Mathematician Ken Ono on how a chance letter from Ramanujan’s wife changed the way he looked not only at the world of numbers but at life itself.

April 16, 2016 04:20 pm | Updated 04:20 pm IST

My Search for Ramanujan: How I Learned to Count; Ken Ono & Amir D. Aczel, Springer.

My Search for Ramanujan: How I Learned to Count; Ken Ono & Amir D. Aczel, Springer.

In the pursuit of sharply-defined goals, we can at times forget that the journey itself holds riches that, by far, outweigh the goals. Life’s journeys hold all kinds of signs and messages that reveal new destinations that are far more intimately connected with the self than with preset goals. My Search for Ramanujan is the story of one such journey.

The first author of the book, mathematician Ken Ono, is a professor at Emory University. Born to Sachiko and Takashi Ono, who was himself a leading mathematician, Ono’s future in mathematics appeared set. However (and that’s what this book is about), his life was far from being smooth or dictated by logic. Ono had to undertake his own version of a hero’s journey before coming in contact with a mathematics he could call his own; before, in fact, being able to embrace with love his “tiger parents”.

Ono was, even as a child, groomed to become a first-class mathematician, and the demands played havoc with his self-esteem. Being a prodigiously talented teenager did not help either. Violin lessons and mathematics were the two activities he was encouraged to focus upon. And focus he did, at great expense to his self-worth and motivation. As it happened, when the pressure rose to an intolerable degree, he decided to quit music lessons and school.

The day he decided to quit and break the news to his father, a letter arrived from Janaki Ammal, widow of renowned mathematician Srinivasa Ramanujan. In the letter, Janaki thanked Ono’s father for making a contribution towards building a small statue of Ramanujan.

Ono harboured no real hope of his father permitting him to leave school. Strangely, perhaps triggered by Janaki’s letter, his father — with his thoughts now dwelling on how Ramanujan’s life was tragically cut short by neglect, malnutrition and tuberculosis —half-heartedly accepted Ono’s idea of taking a break and going bike tour.

Ono undertook his journey around the world, where he ultimately found mentors, mathematics and freedom from the voices of disapproval he had internalised. His journey took him full circle, and he finally returned home to make peace with his parents. Despite being brought up to deny anything irrational, he even went on a ‘pilgrimage’ to Kumbakonam, Ramanujan’s birthplace, where more signs and treasures awaited him.

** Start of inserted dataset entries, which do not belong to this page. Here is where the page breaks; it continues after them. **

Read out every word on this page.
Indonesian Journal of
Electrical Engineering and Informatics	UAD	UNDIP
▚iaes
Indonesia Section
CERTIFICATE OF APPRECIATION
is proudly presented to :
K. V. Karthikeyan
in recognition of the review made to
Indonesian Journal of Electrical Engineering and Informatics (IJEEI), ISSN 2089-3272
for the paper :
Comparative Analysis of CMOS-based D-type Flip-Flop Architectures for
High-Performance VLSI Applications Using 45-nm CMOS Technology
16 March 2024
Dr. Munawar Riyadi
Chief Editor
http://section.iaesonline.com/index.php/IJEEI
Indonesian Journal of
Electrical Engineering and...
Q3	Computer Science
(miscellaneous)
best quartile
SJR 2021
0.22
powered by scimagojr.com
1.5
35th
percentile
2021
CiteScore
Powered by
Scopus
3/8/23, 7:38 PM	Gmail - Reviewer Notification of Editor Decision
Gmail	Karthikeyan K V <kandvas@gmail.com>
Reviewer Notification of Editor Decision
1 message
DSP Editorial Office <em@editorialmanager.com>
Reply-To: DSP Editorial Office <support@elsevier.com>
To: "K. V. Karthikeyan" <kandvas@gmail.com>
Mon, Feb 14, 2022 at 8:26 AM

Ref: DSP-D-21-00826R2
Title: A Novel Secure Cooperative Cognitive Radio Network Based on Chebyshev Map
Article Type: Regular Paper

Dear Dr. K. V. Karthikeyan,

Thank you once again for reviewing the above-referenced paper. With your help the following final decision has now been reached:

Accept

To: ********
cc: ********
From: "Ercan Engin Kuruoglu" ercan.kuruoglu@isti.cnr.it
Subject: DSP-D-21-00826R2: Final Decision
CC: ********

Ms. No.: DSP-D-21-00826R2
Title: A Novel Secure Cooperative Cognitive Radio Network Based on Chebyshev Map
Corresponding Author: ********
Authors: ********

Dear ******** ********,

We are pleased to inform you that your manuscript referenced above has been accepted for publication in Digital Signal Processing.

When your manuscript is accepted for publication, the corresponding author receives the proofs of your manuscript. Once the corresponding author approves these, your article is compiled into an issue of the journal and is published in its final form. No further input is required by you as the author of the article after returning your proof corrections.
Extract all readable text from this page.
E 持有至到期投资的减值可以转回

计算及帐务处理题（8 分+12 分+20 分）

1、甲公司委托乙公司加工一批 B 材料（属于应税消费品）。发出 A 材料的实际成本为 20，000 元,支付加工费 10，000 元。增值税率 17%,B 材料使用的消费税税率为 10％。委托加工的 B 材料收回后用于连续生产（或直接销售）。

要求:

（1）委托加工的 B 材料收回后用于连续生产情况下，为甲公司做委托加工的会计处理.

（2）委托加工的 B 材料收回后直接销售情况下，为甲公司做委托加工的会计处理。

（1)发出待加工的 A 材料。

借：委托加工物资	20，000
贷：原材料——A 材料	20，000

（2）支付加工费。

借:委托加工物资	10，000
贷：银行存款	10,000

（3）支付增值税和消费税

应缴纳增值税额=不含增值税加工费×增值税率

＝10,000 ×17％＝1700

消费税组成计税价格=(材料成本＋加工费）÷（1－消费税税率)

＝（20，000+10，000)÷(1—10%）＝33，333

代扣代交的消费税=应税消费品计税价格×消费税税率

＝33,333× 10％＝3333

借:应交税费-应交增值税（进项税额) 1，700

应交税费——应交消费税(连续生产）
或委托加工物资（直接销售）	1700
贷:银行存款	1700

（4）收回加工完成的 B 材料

The journey is, at one level, literally that, as Ono moved from place to place, institute to institute, learning, teaching, failing, recovering and, most importantly, discovering the mathematics of Ramanujan.

There are many other threads to Ono’s complex story — an Asian-American teenager growing up at the interface of incompatible cultures and breaking free; an arc of recovery of an individual suffering from low self-esteem and lack of motivation; a young, bright mathematician moving from bookish knowledge to an appreciation of what is divine about math.

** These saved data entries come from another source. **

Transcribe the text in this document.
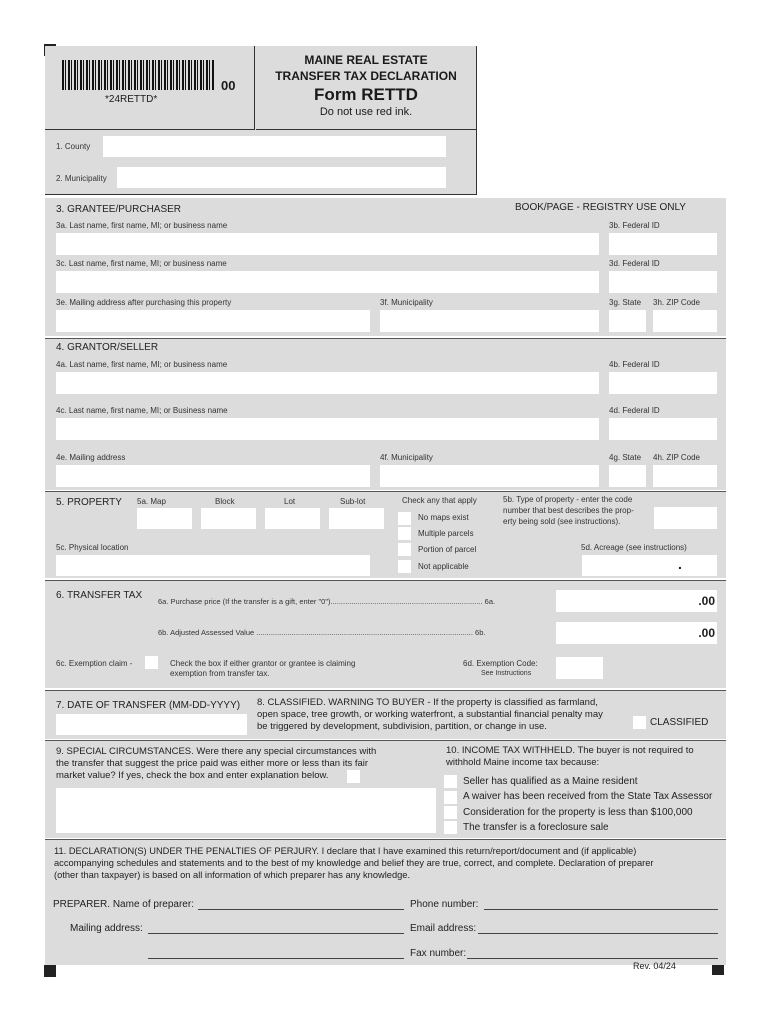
00
*24RETTD*
MAINE REAL ESTATE
TRANSFER TAX DECLARATION
Form RETTD
Do not use red ink.
1. County
2. Municipality
3. GRANTEE/PURCHASER	BOOK/PAGE - REGISTRY USE ONLY
3a. Last name, first name, MI; or business name	3b. Federal ID
3c. Last name, first name, MI; or business name	3d. Federal ID
3e. Mailing address after purchasing this property	3f. Municipality	3g. State 3h. ZIP Code
4. GRANTOR/SELLER
4a. Last name, first name, MI; or business name	4b. Federal ID
4c. Last name, first name, MI; or Business name	4d. Federal ID
4e. Mailing address	4f. Municipality	4g. State 4h. ZIP Code
5. PROPERTY 5a. Map	Block	Lot	Sub-lot	Check any that apply
No maps exist
Multiple parcels
Portion of parcel
Not applicable
5b. Type of property - enter the code
number that best describes the prop-
erty being sold (see instructions).
5c. Physical location	5d. Acreage (see instructions)
.
6. TRANSFER TAX
6a. Purchase price (If the transfer is a gift, enter "0")......................................................................... 6a.	.00
6b. Adjusted Assessed Value ........................................................................................................ 6b.	.00
6c. Exemption claim -	Check the box if either grantor or grantee is claiming
exemption from transfer tax.
6d. Exemption Code:
See Instructions
7. DATE OF TRANSFER (MM-DD-YYYY) 8. CLASSIFIED. WARNING TO BUYER - If the property is classified as farmland,
open space, tree growth, or working waterfront, a substantial financial penalty may
be triggered by development, subdivision, partition, or change in use.	CLASSIFIED
9. SPECIAL CIRCUMSTANCES. Were there any special circumstances with
the transfer that suggest the price paid was either more or less than its fair
market value? If yes, check the box and enter explanation below.
10. INCOME TAX WITHHELD. The buyer is not required to
withhold Maine income tax because:
Seller has qualified as a Maine resident
A waiver has been received from the State Tax Assessor
Consideration for the property is less than $100,000
The transfer is a foreclosure sale
11. DECLARATION(S) UNDER THE PENALTIES OF PERJURY. I declare that I have examined this return/report/document and (if applicable)
accompanying schedules and statements and to the best of my knowledge and belief they are true, correct, and complete. Declaration of preparer
(other than taxpayer) is based on all information of which preparer has any knowledge.
PREPARER. Name of preparer:	Phone number:
Mailing address:	Email address:
Fax number:
Rev. 04/24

The long sections devoted to describing his life story apart, Ramanujan makes his presence felt in other ways too. Beckoning from his world of numbers, Ramanujan slowly reveals the secrets of his mathematics to Ono. Subtly, the reader is drawn to understand the difference between problem-solving and theory-building in mathematics, and how Ramanujan fits into neither category, but is an anticipator of mathematics.

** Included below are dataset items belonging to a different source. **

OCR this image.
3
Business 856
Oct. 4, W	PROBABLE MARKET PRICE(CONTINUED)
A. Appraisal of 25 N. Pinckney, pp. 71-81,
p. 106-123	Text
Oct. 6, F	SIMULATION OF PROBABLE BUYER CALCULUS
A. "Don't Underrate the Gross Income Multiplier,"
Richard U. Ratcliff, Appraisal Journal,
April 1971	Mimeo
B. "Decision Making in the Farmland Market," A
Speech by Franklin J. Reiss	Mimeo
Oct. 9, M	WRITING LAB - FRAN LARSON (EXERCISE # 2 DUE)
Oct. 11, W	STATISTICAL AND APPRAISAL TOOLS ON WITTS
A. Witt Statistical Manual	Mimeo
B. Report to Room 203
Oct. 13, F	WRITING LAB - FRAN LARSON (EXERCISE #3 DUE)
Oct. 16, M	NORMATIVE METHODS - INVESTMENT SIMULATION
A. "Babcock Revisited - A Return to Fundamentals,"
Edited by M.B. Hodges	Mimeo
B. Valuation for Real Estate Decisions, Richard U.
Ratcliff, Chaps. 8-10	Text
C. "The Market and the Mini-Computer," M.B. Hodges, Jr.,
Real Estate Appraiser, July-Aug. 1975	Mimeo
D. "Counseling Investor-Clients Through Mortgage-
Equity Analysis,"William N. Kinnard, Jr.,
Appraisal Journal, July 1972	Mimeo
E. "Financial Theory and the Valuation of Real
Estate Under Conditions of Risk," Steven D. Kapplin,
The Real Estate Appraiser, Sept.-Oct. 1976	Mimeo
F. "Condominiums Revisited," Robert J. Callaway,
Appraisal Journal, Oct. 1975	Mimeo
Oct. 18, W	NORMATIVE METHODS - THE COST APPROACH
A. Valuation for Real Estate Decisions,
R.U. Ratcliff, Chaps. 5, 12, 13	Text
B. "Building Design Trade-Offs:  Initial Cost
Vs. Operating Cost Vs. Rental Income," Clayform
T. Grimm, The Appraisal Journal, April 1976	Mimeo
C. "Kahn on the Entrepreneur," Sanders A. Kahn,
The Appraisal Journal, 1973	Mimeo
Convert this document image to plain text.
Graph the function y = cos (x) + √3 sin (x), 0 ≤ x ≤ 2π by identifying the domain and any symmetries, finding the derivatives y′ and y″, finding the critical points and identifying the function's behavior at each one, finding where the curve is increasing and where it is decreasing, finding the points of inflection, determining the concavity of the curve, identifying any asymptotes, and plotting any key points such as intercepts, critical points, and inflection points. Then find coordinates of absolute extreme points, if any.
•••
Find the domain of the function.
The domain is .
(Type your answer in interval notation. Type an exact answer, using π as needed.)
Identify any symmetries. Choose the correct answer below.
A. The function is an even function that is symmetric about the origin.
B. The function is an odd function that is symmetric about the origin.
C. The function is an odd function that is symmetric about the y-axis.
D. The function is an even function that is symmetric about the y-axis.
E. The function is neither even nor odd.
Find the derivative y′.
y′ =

In his short lifetime and brief stint at Trinity College, Ramanujan spewed out ideas and theorems on number theory at a furious rate. Ramanujan was a supernova among mathematicians, throwing out multiple ideas, which no one recognised then and few do now.

Guided by this presence, and nurtured by mathematicians such as Basil Gordon and Paul Sally, to whom this book is dedicated, Ono chooses to work on the underlying theories in the apparently disconnected statements made by Ramanujan, and not just work on his ideas. Ramanujan used to jot down his ideas methodically in notebooks, in green ink. One of these, called the ‘lost notebook’, was discovered in the Trinity College library by mathematician George Andrews in 1976, and later published as a book. Ono made a discovery about elliptic curves recently that was prompted by Ramanujan’s comments in his notebooks.

Ono and his co-author Amir D. Aczel have woven real-life incidents into a story that is engaging while prodding the reader to explore the world. The book will make a great turning point not only for young and aspiring mathematicians but also for others who have a voice in their heads telling them they are on the wrong road.